Les amours adolescentes pour une femme plus âgée : ce thème est développé de manière sensible au Japon. Mirumé Isogai a 19 ans; il étudie le dessin à l’institut des beaux-arts sous l’égide de sa professeur Yuri, 20 ans de plus. Pendant près de deux ans, ces deux êtres vont nouer une relation amoureuse inégale. Car dans l’amour, il est toujours une personne qui aime davantage, et cette inégalité est plus marquante qu’une seule différence d’âge.Isogai accepte de poser comme modèle pour Yuri. Son professeur fait de lui son portrait lors de séances de dessin qui se répètent très régulièrement. Il est un jeune élève, chétif, innocent. Elle est chargée de cours, expérimentée. Elle est maître de la relation qu’elle fait naître, vivre, et… mourir. “Elle n’en fait qu’à sa tête” (p. 38), alors que tout parle au corps, aux sens du jeune homme.
Altérité profonde
Leur lien est forcément inégal: l’une maîtresse, l’autre inexpérimenté; elle, qui façonne, lui modèle de dessin. Mais cette différence traduit entre eux une altérité bien plus profonde, celle qui existe entre celui qui aime, et celle qui est aimée, et de s’apercevoir de cela est déchirant. Même si, comme l’entend dire le jeune héros par sa maîtresse, lorsqu’il s’interroge sur sa capacité à la satisfaire:
“Si on éprouve du plaisir, il faut se dire que l’autre aussi. C’est comme en peinture.” (p. 48)

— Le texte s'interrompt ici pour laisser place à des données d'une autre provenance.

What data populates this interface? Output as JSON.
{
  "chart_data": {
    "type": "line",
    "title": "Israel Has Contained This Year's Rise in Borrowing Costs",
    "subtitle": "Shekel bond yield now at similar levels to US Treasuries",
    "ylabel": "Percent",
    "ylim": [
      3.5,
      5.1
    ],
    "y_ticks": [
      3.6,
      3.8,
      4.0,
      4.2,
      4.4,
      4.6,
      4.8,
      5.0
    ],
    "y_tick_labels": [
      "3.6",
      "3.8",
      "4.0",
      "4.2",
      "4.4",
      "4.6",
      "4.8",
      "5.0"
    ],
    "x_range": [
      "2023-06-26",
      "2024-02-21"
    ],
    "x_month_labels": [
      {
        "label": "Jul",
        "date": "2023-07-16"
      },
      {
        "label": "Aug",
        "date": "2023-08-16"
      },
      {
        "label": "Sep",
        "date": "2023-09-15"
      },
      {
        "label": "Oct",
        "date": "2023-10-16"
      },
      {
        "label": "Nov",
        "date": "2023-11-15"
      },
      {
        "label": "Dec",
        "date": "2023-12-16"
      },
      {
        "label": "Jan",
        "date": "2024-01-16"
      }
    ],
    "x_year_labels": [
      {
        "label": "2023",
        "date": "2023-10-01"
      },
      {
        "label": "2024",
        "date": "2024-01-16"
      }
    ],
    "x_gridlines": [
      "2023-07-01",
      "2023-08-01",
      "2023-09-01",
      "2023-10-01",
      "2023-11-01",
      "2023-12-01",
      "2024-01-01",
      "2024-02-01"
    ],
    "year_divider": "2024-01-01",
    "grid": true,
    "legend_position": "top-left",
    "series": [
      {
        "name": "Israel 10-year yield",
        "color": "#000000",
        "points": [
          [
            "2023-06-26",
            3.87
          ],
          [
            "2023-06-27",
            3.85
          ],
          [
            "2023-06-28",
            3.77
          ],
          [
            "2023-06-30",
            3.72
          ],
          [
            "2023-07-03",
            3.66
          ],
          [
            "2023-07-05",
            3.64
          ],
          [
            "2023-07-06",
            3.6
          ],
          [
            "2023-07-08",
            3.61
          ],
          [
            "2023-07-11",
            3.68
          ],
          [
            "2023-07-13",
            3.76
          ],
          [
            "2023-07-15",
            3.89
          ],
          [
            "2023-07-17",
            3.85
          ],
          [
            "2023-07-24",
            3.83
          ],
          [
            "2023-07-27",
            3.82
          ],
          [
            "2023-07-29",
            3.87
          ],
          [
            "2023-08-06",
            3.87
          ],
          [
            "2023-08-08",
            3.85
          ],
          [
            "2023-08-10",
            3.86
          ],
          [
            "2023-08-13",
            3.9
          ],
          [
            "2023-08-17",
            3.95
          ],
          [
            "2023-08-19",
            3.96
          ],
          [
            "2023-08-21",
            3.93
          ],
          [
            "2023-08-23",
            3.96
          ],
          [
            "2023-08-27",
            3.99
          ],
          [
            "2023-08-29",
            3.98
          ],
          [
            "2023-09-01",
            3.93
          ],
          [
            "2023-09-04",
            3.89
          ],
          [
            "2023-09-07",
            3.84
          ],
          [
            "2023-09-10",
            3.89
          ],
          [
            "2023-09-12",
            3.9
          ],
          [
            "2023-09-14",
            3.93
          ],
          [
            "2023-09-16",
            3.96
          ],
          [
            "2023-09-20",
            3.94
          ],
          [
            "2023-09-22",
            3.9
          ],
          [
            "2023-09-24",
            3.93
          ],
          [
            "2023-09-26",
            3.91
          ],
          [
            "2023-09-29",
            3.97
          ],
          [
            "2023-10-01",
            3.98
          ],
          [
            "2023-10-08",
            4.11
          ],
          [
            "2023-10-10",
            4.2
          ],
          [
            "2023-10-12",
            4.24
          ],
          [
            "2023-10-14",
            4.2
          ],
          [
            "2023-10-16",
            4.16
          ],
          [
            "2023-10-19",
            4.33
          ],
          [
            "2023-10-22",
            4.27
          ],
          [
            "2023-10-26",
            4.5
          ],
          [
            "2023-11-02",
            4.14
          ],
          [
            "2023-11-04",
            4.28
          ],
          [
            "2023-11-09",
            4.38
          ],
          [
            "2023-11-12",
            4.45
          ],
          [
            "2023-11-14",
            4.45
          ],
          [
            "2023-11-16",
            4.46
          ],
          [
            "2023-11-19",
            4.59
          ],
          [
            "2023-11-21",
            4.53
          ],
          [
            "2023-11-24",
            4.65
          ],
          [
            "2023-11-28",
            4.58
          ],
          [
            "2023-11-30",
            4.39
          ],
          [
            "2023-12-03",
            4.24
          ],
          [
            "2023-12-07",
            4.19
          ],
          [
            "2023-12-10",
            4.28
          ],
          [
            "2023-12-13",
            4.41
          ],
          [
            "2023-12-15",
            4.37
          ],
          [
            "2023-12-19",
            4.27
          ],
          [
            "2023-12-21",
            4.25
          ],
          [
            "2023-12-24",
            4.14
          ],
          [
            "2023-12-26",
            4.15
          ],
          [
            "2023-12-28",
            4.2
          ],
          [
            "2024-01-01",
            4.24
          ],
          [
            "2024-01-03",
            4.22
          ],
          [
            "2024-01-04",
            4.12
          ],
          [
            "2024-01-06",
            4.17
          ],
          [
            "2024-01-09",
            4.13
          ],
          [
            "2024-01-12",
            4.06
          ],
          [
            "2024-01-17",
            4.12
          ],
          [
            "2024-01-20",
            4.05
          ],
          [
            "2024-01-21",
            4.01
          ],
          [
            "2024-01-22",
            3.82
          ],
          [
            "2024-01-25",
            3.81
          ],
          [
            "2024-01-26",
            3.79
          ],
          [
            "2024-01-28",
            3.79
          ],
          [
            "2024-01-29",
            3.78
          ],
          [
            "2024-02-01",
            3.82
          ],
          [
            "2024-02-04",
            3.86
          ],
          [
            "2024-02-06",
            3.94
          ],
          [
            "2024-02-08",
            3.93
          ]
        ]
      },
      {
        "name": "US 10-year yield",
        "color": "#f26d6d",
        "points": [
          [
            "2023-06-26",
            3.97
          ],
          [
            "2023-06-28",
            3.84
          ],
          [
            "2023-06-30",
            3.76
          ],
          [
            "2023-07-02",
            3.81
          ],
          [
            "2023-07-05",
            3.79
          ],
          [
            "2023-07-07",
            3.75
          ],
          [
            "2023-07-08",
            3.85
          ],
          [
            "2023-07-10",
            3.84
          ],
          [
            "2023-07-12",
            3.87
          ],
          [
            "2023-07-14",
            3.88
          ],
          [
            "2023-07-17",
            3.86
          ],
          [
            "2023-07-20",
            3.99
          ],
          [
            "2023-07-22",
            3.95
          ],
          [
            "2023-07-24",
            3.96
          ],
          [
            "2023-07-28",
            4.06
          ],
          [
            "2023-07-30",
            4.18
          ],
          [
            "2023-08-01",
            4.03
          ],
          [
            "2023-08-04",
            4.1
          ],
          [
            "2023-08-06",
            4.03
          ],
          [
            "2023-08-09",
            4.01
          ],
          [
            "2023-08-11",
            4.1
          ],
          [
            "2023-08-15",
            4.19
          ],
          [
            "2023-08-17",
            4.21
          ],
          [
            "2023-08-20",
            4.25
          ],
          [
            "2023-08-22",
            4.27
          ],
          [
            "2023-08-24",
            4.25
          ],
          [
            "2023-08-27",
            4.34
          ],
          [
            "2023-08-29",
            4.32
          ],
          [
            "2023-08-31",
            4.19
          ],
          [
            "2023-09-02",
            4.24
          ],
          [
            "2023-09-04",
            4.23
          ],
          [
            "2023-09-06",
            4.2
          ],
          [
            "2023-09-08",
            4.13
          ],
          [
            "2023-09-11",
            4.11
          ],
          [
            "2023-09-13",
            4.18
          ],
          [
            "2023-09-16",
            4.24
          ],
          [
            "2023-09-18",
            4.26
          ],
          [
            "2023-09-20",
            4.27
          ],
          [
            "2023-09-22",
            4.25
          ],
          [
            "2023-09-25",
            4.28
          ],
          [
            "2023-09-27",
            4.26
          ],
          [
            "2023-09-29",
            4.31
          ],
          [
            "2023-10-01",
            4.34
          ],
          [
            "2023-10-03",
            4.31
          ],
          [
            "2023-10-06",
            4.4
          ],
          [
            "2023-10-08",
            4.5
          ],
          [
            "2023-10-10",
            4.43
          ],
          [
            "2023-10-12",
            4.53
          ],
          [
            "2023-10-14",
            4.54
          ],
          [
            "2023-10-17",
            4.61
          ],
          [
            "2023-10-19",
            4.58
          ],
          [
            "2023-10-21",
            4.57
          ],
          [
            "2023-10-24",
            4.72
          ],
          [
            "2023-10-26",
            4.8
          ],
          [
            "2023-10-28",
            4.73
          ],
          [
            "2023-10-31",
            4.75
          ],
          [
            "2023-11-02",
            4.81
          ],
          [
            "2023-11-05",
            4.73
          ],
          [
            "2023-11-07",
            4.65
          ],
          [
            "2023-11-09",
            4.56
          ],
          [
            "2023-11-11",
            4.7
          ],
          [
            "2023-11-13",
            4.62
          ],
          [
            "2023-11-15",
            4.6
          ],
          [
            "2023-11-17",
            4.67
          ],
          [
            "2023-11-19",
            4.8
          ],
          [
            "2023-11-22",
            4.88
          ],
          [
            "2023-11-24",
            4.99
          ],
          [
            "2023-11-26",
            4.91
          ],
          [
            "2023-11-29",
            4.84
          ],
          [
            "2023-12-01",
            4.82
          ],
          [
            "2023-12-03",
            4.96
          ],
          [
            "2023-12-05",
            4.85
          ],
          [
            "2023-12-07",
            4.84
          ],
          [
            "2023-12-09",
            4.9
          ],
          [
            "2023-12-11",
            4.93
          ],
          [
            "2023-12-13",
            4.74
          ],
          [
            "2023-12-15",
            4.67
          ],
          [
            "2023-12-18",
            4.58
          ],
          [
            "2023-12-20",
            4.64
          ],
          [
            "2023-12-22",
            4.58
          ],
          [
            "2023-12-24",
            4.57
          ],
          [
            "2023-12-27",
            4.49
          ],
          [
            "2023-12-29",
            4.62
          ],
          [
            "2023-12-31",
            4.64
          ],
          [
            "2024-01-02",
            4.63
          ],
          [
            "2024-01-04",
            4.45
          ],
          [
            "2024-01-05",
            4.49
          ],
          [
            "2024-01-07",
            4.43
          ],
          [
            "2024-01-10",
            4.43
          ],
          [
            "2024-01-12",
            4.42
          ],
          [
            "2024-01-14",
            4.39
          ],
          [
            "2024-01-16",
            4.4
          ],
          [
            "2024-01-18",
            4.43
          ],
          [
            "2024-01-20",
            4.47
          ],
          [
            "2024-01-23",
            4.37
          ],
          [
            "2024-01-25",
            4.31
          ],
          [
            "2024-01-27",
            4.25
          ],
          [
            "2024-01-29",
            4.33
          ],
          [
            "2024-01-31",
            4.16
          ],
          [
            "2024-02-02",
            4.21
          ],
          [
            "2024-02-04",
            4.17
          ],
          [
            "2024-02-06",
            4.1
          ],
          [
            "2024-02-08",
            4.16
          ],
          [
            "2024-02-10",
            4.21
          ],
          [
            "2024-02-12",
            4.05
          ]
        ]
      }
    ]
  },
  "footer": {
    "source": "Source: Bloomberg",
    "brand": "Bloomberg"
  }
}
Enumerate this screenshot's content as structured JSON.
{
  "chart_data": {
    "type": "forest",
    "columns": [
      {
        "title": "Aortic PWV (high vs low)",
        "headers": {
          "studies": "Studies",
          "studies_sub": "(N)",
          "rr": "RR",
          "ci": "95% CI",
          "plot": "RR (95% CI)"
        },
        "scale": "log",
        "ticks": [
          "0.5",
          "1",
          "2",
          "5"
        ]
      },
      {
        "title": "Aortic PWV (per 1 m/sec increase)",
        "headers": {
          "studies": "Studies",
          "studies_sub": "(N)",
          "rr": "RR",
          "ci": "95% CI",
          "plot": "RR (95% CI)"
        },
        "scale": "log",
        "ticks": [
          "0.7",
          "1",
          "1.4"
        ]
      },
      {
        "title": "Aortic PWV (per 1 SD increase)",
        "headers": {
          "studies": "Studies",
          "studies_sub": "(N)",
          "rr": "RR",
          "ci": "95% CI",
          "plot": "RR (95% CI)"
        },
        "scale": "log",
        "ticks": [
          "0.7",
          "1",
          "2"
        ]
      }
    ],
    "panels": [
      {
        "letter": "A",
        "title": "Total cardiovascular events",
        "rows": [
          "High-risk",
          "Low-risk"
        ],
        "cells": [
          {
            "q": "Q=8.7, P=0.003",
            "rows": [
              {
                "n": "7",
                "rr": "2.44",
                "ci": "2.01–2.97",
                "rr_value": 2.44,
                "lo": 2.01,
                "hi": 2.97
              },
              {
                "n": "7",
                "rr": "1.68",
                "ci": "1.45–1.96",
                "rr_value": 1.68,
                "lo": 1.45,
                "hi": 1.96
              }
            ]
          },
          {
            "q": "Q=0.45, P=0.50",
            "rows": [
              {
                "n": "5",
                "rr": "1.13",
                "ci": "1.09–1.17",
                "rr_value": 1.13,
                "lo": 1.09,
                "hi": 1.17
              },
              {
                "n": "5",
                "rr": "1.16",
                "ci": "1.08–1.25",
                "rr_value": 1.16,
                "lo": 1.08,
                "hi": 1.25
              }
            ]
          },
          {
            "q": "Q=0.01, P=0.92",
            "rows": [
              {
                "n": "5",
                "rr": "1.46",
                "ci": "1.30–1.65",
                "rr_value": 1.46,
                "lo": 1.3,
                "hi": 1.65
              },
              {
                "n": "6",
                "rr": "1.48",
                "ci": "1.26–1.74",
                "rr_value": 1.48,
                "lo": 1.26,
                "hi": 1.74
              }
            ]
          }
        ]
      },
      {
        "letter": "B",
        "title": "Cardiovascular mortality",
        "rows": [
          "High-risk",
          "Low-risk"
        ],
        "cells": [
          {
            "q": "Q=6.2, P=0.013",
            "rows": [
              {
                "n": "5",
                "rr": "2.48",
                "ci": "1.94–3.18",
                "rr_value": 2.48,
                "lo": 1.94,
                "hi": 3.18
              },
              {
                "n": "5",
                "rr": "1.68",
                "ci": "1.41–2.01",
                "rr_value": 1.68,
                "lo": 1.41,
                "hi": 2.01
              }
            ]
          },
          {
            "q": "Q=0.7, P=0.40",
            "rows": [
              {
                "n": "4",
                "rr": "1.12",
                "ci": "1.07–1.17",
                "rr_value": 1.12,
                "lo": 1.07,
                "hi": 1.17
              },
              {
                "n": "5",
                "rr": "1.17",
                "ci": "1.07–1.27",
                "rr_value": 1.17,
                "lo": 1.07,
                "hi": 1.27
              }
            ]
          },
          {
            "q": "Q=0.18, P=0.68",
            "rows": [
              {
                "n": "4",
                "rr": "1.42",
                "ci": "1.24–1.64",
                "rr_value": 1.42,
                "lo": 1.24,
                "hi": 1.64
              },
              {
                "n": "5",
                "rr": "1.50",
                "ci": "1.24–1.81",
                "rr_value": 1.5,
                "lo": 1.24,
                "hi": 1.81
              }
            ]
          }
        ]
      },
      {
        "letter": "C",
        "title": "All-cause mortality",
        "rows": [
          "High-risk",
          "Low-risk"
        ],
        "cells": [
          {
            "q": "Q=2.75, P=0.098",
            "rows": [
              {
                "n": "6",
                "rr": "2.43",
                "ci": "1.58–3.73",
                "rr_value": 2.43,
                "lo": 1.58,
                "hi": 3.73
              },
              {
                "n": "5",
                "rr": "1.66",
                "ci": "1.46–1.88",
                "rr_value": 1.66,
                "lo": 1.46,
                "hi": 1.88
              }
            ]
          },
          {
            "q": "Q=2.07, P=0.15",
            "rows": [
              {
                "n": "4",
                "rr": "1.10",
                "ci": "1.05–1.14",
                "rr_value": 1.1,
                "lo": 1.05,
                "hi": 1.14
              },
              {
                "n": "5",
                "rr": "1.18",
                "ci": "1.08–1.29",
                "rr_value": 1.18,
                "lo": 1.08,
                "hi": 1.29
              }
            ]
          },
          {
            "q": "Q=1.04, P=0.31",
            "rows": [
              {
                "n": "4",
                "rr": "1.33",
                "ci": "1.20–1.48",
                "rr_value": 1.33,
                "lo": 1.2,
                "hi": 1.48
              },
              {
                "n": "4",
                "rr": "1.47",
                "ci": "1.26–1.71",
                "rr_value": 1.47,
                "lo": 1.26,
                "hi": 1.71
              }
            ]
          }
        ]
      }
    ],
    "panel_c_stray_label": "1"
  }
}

En matière artistique, comme en amour, tout est affaire de représentation:
“Le sexe appartient à l’imagination. Ce qui produit du plaisir est moins le contact que sa représentation.” (p.54)
Fin de la représentation
Enfin, la réalité reprend ses droits, loin de tout imaginaire. Yuri quitte ses fonctions à l’académie des beaux-arts,; sa relation avec le jeune adolescent cesse également.Le récit prend fin alors. Fine variation sur le même thème de l’amour et de l’art, en partant de la figure légendaire du Pygmalion et de son modèle.